UL13 homologues induce phosphorylation of stathmin in vivo. HeLa cells were transiently transfected with vector and Flag-tagged UL13 (HSV-1), UL97 (HCMV), mORF36 (MHV68), or ORF36 (KSHV)-expressing plasmids. A BGLF4 expression plasmid was transfected as the positive control. Cell lysates were harvested 24 h post-transfection and subjected to immunoblotting analysis. The membrane was probed with specific antibodies against BGLF4, Flag, phosphoserine 16 stathmin, and GAPDH. The blot was then stripped and re-probed with anti-C-terminal stathmin Ab.
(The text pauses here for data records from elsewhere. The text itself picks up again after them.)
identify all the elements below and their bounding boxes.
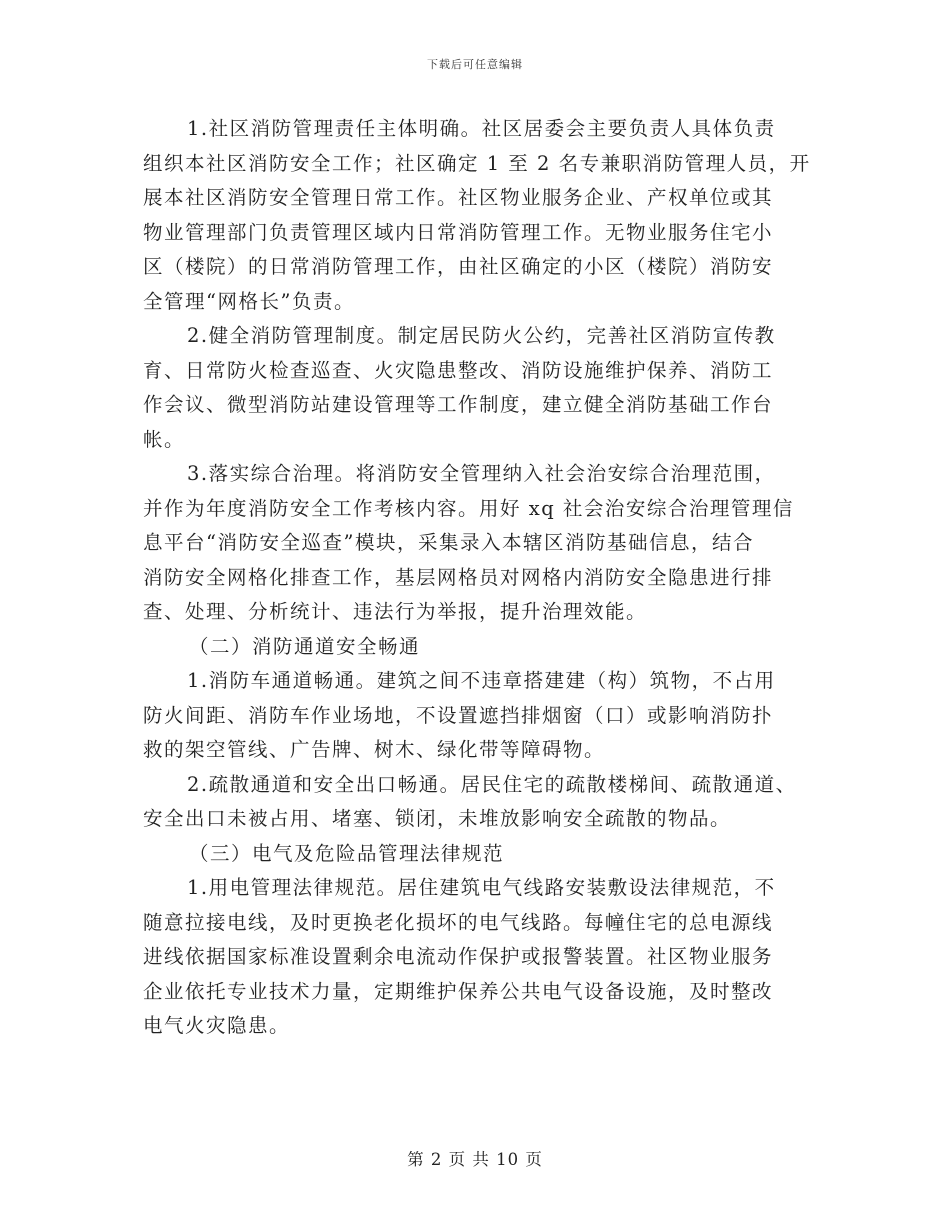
paragraph-line: 防火间距、消防车作业场地，不设置遮挡排烟窗（口）或影响消防扑	[143, 703, 774, 727]
paragraph-line: 查、处理、分析统计、违法行为举报，提升治理效能。	[143, 600, 648, 623]
paragraph-line: 物业管理部门负责管理区域内日常消防管理工作。无物业服务住宅小	[143, 220, 774, 244]
paragraph-line: 救的架空管线、广告牌、树木、绿化带等障碍物。	[143, 738, 606, 761]
paragraph-line: 育、日常防火检查巡查、火灾隐患整改、消防设施维护保养、消防工	[143, 358, 774, 382]
page-header-note: 下载后可任意编辑	[427, 58, 523, 71]
paragraph-line: 2.健全消防管理制度。制定居民防火公约，完善社区消防宣传教	[187, 324, 776, 347]
paragraph-line: 区（楼院）的日常消防管理工作，由社区确定的小区（楼院）消防安	[143, 255, 774, 278]
paragraph-line: 进线依据国家标准设置剩余电流动作保护或报警装置。社区物业服务	[143, 945, 774, 968]
paragraph-line: 帐。	[143, 427, 186, 451]
paragraph-line: 随意拉接电线，及时更换老化损坏的电气线路。每幢住宅的总电源线	[143, 910, 774, 934]
paragraph-line: 安全出口未被占用、堵塞、锁闭，未堆放影响安全疏散的物品。	[143, 807, 732, 830]
paragraph-line: 2.疏散通道和安全出口畅通。居民住宅的疏散楼梯间、疏散通道、	[187, 772, 797, 796]
paragraph-line: 全管理“网格长”负责。	[143, 289, 355, 313]
paragraph-line: 1.消防车通道畅通。建筑之间不违章搭建建（构）筑物，不占用	[187, 669, 776, 692]
paragraph-line: 1.用电管理法律规范。居住建筑电气线路安装敷设法律规范，不	[187, 876, 776, 899]
paragraph-line: 组织本社区消防安全工作；社区确定 1 至 2 名专兼职消防管理人员，开	[143, 151, 811, 175]
paragraph-line: 并作为年度消防安全工作考核内容。用好 xq 社会治安综合治理管理信	[143, 496, 794, 520]
paragraph-line: 息平台“消防安全巡查”模块，采集录入本辖区消防基础信息，结合	[143, 531, 754, 554]
paragraph-line: 3.落实综合治理。将消防安全管理纳入社会治安综合治理范围，	[187, 462, 776, 485]
paragraph-line: 1.社区消防管理责任主体明确。社区居委会主要负责人具体负责	[187, 117, 776, 140]
page-number-indicator: 第 2 页 共 10 页	[407, 1150, 543, 1169]
paragraph-line: 企业依托专业技术力量，定期维护保养公共电气设备设施，及时整改	[143, 979, 774, 1003]
paragraph-line: 展本社区消防安全管理日常工作。社区物业服务企业、产权单位或其	[143, 186, 774, 209]
section-heading: （二）消防通道安全畅通	[189, 634, 421, 658]
paragraph-line: 电气火灾隐患。	[143, 1014, 291, 1037]
document-body	[143, 112, 813, 1044]
section-heading: （三）电气及危险品管理法律规范	[189, 841, 505, 865]
paragraph-line: 消防安全网格化排查工作，基层网格员对网格内消防安全隐患进行排	[143, 565, 774, 589]
paragraph-line: 作会议、微型消防站建设管理等工作制度，建立健全消防基础工作台	[143, 393, 774, 416]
The band densities of nonphosphorylated or total phosphorylated stathmin of each transfection relative to the vector control were quantified and normalized to the intensity of its corresponding internal control by using ImageQuant software. Relative densities are indicated below the corresponding panels, and relative densities of phosphorylated stathmin from three independent experiments are statistically analyzed and plotted. *, significant difference to vector control (p < 0.05); **, significant difference to vector control (p < 0.01).